Ahora bien, la jurisprudencia sobre urgencias también ha aclarado que la demostración de la conexidad entre el derecho a la salud y el derecho a la vida no exige probar que se trata de una urgencia vital. En este sentido, por ejemplo, se tiene que “la afectación del derecho a la vida no puede ser entendida sólo cuando la persona está al borde de la muerte, es decir, no hay lugar al amparo únicamente cuando quien busca la protección está a punto de morir, sino que el concepto es más amplio, se extiende hasta el punto de garantizar una existencia en condiciones dignas” (Sentencia T-790 de 2003).

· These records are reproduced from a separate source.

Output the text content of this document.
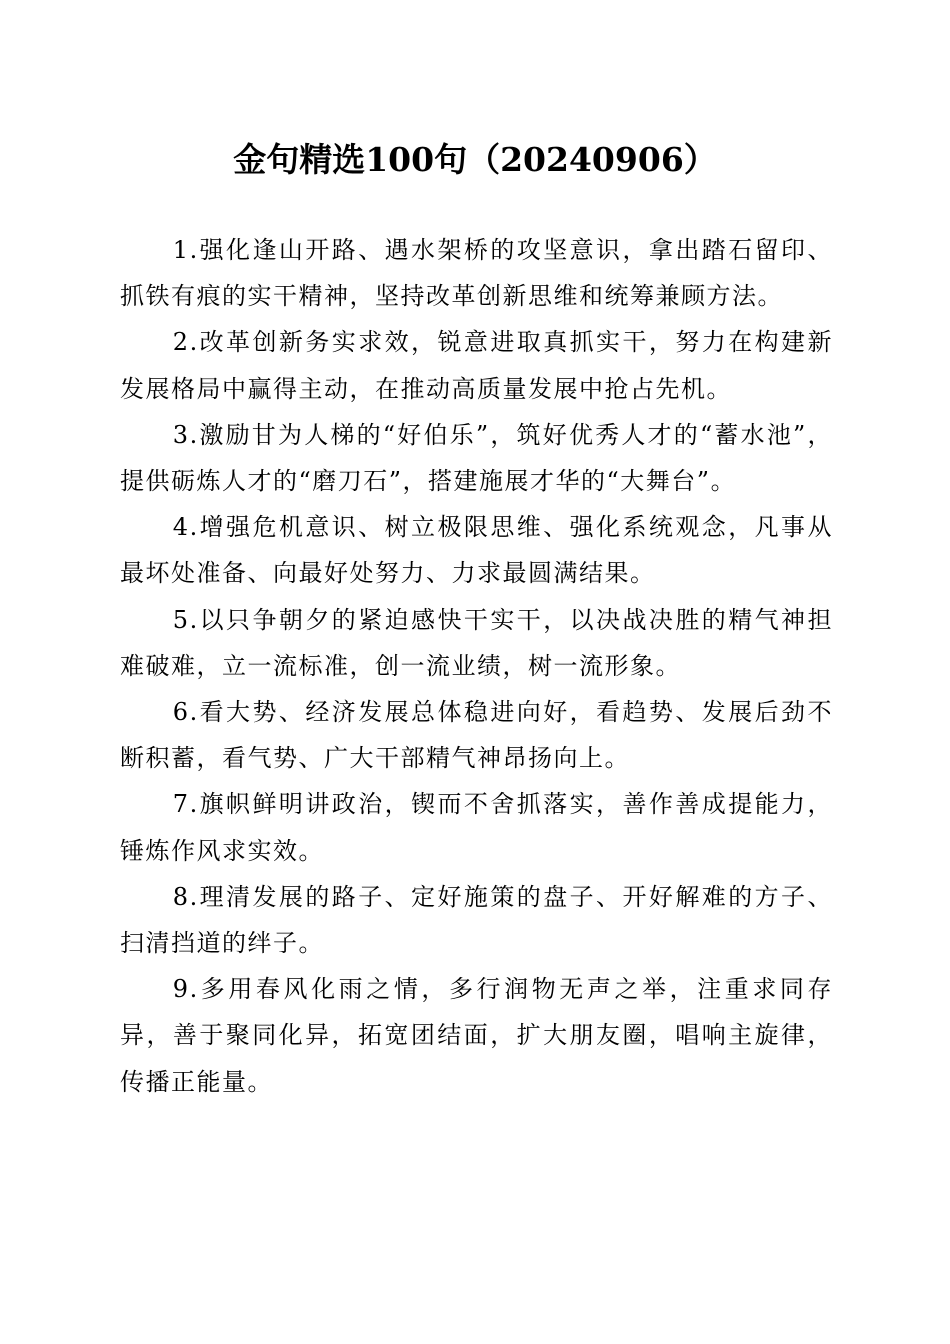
金句精选100句（20240906）

1.强化逢山开路、遇水架桥的攻坚意识，拿出踏石留印、抓铁有痕的实干精神，坚持改革创新思维和统筹兼顾方法。

2.改革创新务实求效，锐意进取真抓实干，努力在构建新发展格局中赢得主动，在推动高质量发展中抢占先机。

3.激励甘为人梯的“好伯乐”，筑好优秀人才的“蓄水池”，提供砺炼人才的“磨刀石”，搭建施展才华的“大舞台”。

4.增强危机意识、树立极限思维、强化系统观念，凡事从最坏处准备、向最好处努力、力求最圆满结果。

5.以只争朝夕的紧迫感快干实干，以决战决胜的精气神担难破难，立一流标准，创一流业绩，树一流形象。

6.看大势、经济发展总体稳进向好，看趋势、发展后劲不断积蓄，看气势、广大干部精气神昂扬向上。

7.旗帜鲜明讲政治，锲而不舍抓落实，善作善成提能力，锤炼作风求实效。

8.理清发展的路子、定好施策的盘子、开好解难的方子、扫清挡道的绊子。

9.多用春风化雨之情，多行润物无声之举，注重求同存异，善于聚同化异，拓宽团结面，扩大朋友圈，唱响主旋律，传播正能量。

El decreto 3260 de 2004 sobre “medidas para optimizar el flujo de recursos en el SGSSS”, establece que para el pago de los servicios prestados por atención inicial de urgencias, que conforme a la ley no requieren contrato ni orden previa, se aplican las reglas para el pago en los contratos en modalidades diferentes a la capitación.
La circular externa 010 de 2006 del Ministerio de la Protección Social brinda “Instrucciones sobre la atención oportuna a la población, especialmente cuando está en peligro la vida de los pacientes” y establece la obligatoriedad de la aplicación de triaje (clasificación de la prioridad para la atención de urgencias) por personal idóneo de salud (médico), a la vez que reiteran, otra vez, las pautas dadas por la norma, amenazando con la imposición de las sanciones previstas.
Finalmente, la Ley 1122 de 2007 en su artículo 20 vuelve sobre el hecho de que se garantiza a todos los colombianos la atención inicial de urgencias en cualquier IPS del país. Las EPS o las entidades territoriales (en el caso de los “vinculados”) no podrán negar la prestación y pago de servicios a las IPS que atiendan sus afiliados, cuando estén causados por este tipo de servicios, aún sin que medie contrato. La novedad es que el incumplimiento de esta disposición, lo sanciona la Supersalud con multas, por una sola vez o sucesivas, hasta de 2.000 SMMLV por cada multa, y en caso de reincidencia podrá conllevar hasta la pérdida o cancelación del registro o certificado de la institución.
En particular, en lo relacionado con el reconocimiento económico de los gastos en que haya incurrido el afiliado por concepto de atención de urgencias en caso de ser atendido en una IPS que no tenga contrato con la respectiva EPS, cuando haya sido autorizado expresamente por la EPS para una atención específica y en caso de incapacidad, imposibilidad, negativa injustificada o negligencia demostrada de la Entidad Promotora de Salud para cubrir las obligaciones para con sus usuarios, aplica la temible función jurisdiccional de la Superintendencia Nacional de Salud, que le permite conocer y fallar en derecho, con carácter definitivo y con las facultades propias de un juez.